On Friday morning we finally saw them, those wretched refugees of the Carnival Triumph, after five days stranded at sea. They disembarked the floating Port-a-John on which they had been imprisoned, some wearing white cruise line bathrobes to protect themselves against the unexpected chill, kneeling to kiss the ground as they came ashore.
“United States,” a woman in a floppy hat breathed ecstatically to a television reporter. “Ain’t nothing better.”
A cruise represents not only a vacation, but a very specific kind of vacation. One books it when one does not want to have to decide, or plan, or worry, or change money, or get tetanus shots. The people who would take a cruise have considered hiking through Nepal, cycling through Norway, staying at quaint little flophouses in Eastern Europe — it’s not like they don’t know those travel options exist — and thought, “No.” They do not believe that getting your wallet stolen in Mexico City is “a good story.”
I have cruised, and I loved it, and so I say fondly: A cruise ship’s passenger log is comprised entirely of the exact demographic that is least prepared for a cruise to go to pot. A cruise is a giant boat full of your mother-in-law. Your mother-in-law does not belong in the wild.
What happened: Midway through a four-day Mexican cruise, the Triumph’s engine room caught fire, the ship lost power, and then suddenly it was just drifting, somewhere in the Gulf of Mexico. A four-day trip became an eight-day one. A 102,000-ton boat, the length of three football fields and containing 4,000 passengers, was reduced to Huck Finn’s raft. It took three days for some gallant little tugboats to tow it into port in Mobile, Ala. There was nothing for watchers at home to do but imagine the hellscape aboard the doomed vessel.
But now the survivors are back, ready to share what really happened. On the “Today” show, Matt Lauer encouraged two female passengers to tell him everything. But everything, edited. “Not too graphic,” he warned them. This was, after all, a morning show. The women appeared briefly flummoxed, trying to figure out how to tell a G-rated version of the story.
“It was, like, post-natural disaster,” Julie Billings said finally. “But stuck on a boat.”
Excuse us, Matt Lauer, but how could the story not be graphic? The filth, the waste, the rapid decline, is precisely what made the saga so horrifying for viewers and readers at home. We hung onto every bleated-out text message of despair, every description of what they were eating, and where they were sleeping, and where their waste went. (In red plastic bags. Marked with hazardous-waste symbols. Left outside state rooms. In ice buckets.We saw pictures.)

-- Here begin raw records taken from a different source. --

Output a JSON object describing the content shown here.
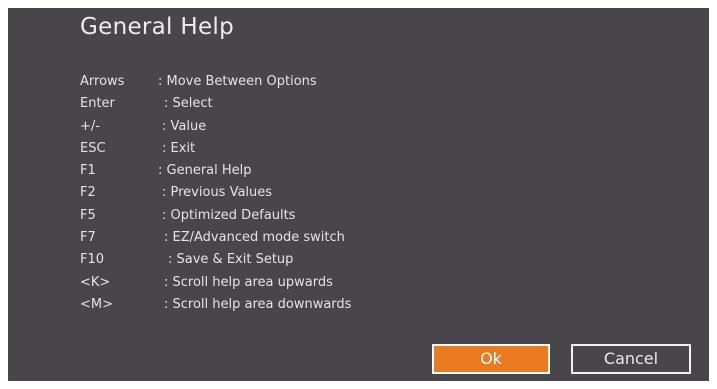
{
  "dialog": {
    "title": "General Help",
    "bindings": [
      {
        "key": "Arrows",
        "desc": ": Move Between Options"
      },
      {
        "key": "Enter",
        "desc": ": Select"
      },
      {
        "key": "+/-",
        "desc": ": Value"
      },
      {
        "key": "ESC",
        "desc": ": Exit"
      },
      {
        "key": "F1",
        "desc": ": General Help"
      },
      {
        "key": "F2",
        "desc": ": Previous Values"
      },
      {
        "key": "F5",
        "desc": ": Optimized Defaults"
      },
      {
        "key": "F7",
        "desc": ": EZ/Advanced mode switch"
      },
      {
        "key": "F10",
        "desc": ": Save & Exit Setup"
      },
      {
        "key": "<K>",
        "desc": ": Scroll help area upwards"
      },
      {
        "key": "<M>",
        "desc": ": Scroll help area downwards"
      }
    ],
    "buttons": {
      "ok_label": "Ok",
      "cancel_label": "Cancel"
    }
  },
  "colors": {
    "background": "#48464a",
    "accent": "#ea7b21",
    "text": "#e4e2e6"
  }
}
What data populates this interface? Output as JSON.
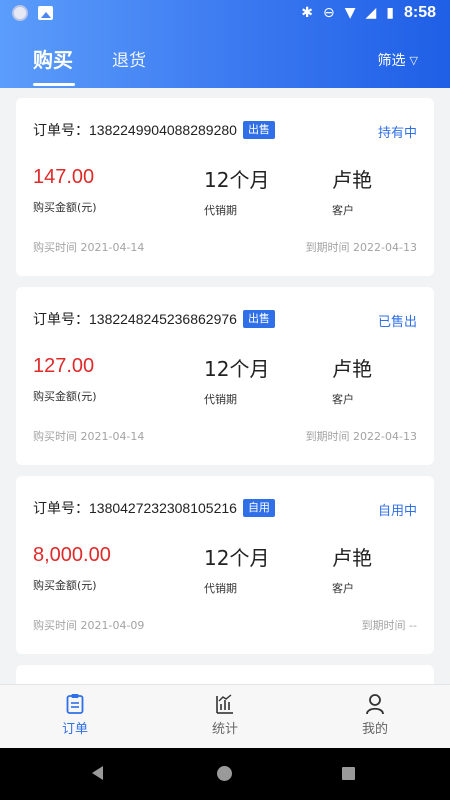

It was a drama, but not of danger. It was a drama of discomfort.
The smell. Just think of the smell.Skip this paragraph if you don’t want to think of the smell. The unrefrigerated food and the unrefreshed bodies, the uncirculated dankness of the cabins, so filthy that passengers began sleeping on deck chairs instead, lugging their pillows to some high-thread-count open-air slumber party.
“I’m just happy to be alive,” a woman told “Good Morning America.”
Hell is other people. Hell is other people on a boat. What will it take before we accept this? After David Foster Wallace writes about it in an erudite essay? After a Concordia captain abandons his sinking ship? After a New York Times reporter mentions that his journey on the classy Cunard was delayed for several hours so workers could scrub the ship down after a norovirus outbreak?
It’s over now, all over.
Carnival put the passengers on buses, heading either to New Orleans or to their origin point of Galveston, Tex. The company had promised to cover all travel expenses home. And to give each passenger $500 in compensation.
As well as a credit. A credit for another cruise.